25 июля очень жаркий, прелестно-солнечный, тихий день; даже на носу чувствовалось, что ветер спал и веял только воздух, потревоженный теплоходом. Не верилось, что идем на Север, такая теплынь. Но небо постепенно становилось выше и прозрачнее, чем привычное нам над средней полосой, а воздух все сильнее и невыразимее насыщался запахом хвои — церковным, торжественным. Самое сильное впечатление дня — остановка в Ворогове, стариннейшем сибирском селе, основанном в начале 17 века; уже почти белая ночь, хоть солнце и закатилось, но светло несравненным северным ночным светом. На очень высоком плоскогорье с песчаным, галечным спуском к Енисею необычайное село, по реке вытянувшееся рядком двухэтажных бревенчатых (бревна — огромные, шоколадного цвета) изб, окна только в верхнем этаже, нижний — глухой; там хозяйственные помещения, хлевушки темные, пространство между избами перекрыто изгрызенными временем плахами — получаются громадные сени или крытые дворы. Нигде, ни в России, ни в самой Сибири, не видывала такого. Задворки домов— хаос деревянный — клетушки, пристройки, как деревянные опенки. Всё кажется таким древним, что теряешься среди минувших столетий, плутаешь меж ними, как меж этими улицами.
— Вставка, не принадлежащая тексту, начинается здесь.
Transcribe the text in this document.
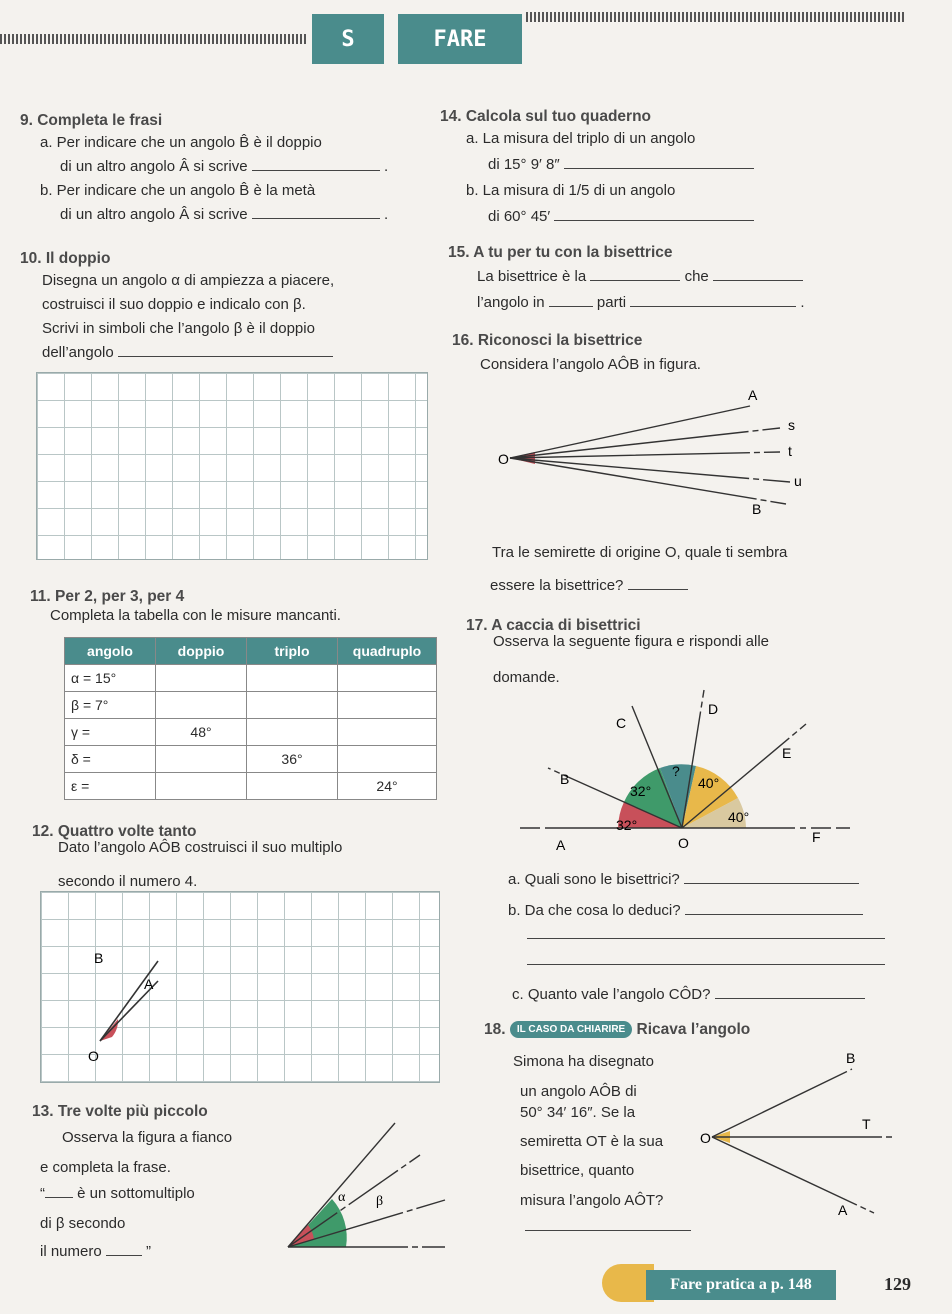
S	FARE
9. Completa le frasi
a. Per indicare che un angolo B̂ è il doppio
di un altro angolo Â si scrive	.
b. Per indicare che un angolo B̂ è la metà
di un altro angolo Â si scrive	.
10. Il doppio
Disegna un angolo α di ampiezza a piacere,
costruisci il suo doppio e indicalo con β.
Scrivi in simboli che l’angolo β è il doppio
dell’angolo
11. Per 2, per 3, per 4
Completa la tabella con le misure mancanti.
angolo	doppio	triplo	quadruplo
α = 15°			
β = 7°			
γ =	48°		
δ =		36°	
ε =			24°
12. Quattro volte tanto
Dato l’angolo AÔB costruisci il suo multiplo
secondo il numero 4.
B
A
O
13. Tre volte più piccolo
Osserva la figura a fianco
e completa la frase.
“ è un sottomultiplo
di β secondo
il numero	”
α β
14. Calcola sul tuo quaderno
a. La misura del triplo di un angolo
di 15° 9′ 8″
b. La misura di 1/5 di un angolo
di 60° 45′
15. A tu per tu con la bisettrice
La bisettrice è la	che
l’angolo in	parti	.
16. Riconosci la bisettrice
Considera l’angolo AÔB in figura.
A
s
O	t
u
B
Tra le semirette di origine O, quale ti sembra
essere la bisettrice?
17. A caccia di bisettrici
Osserva la seguente figura e rispondi alle
domande.
C
D
E
B	?
32°	40°
32°	40°
A	O	F
a. Quali sono le bisettrici?
b. Da che cosa lo deduci?
c. Quanto vale l’angolo CÔD?
18. IL CASO DA CHIARIRE Ricava l’angolo
Simona ha disegnato
un angolo AÔB di
50° 34′ 16″. Se la
semiretta OT è la sua
bisettrice, quanto
misura l’angolo AÔT?
B
T
O
A
Fare pratica a p. 148	129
Собаки еще не лайки, но уже с лаинкой; ласковые, не брешут на прохожих. Люди (о них надо бы прежде собак!) по внешнему виду (и в этом перламутровом освещении) тоже неведомо какого столетия; через разлатую улицу с беспорядочно наставленными коричневыми предковскими домами-домовинами, с мостками и какими-то похожими на днища лодок настилами, со слюдяными лужами, точно ледяными, — наискосок бредет с посошком черная скитская старушечья фигурка…

26 июля дождливый холодный день; ожидание Туруханска; десятигодичного напряжения ожидание2.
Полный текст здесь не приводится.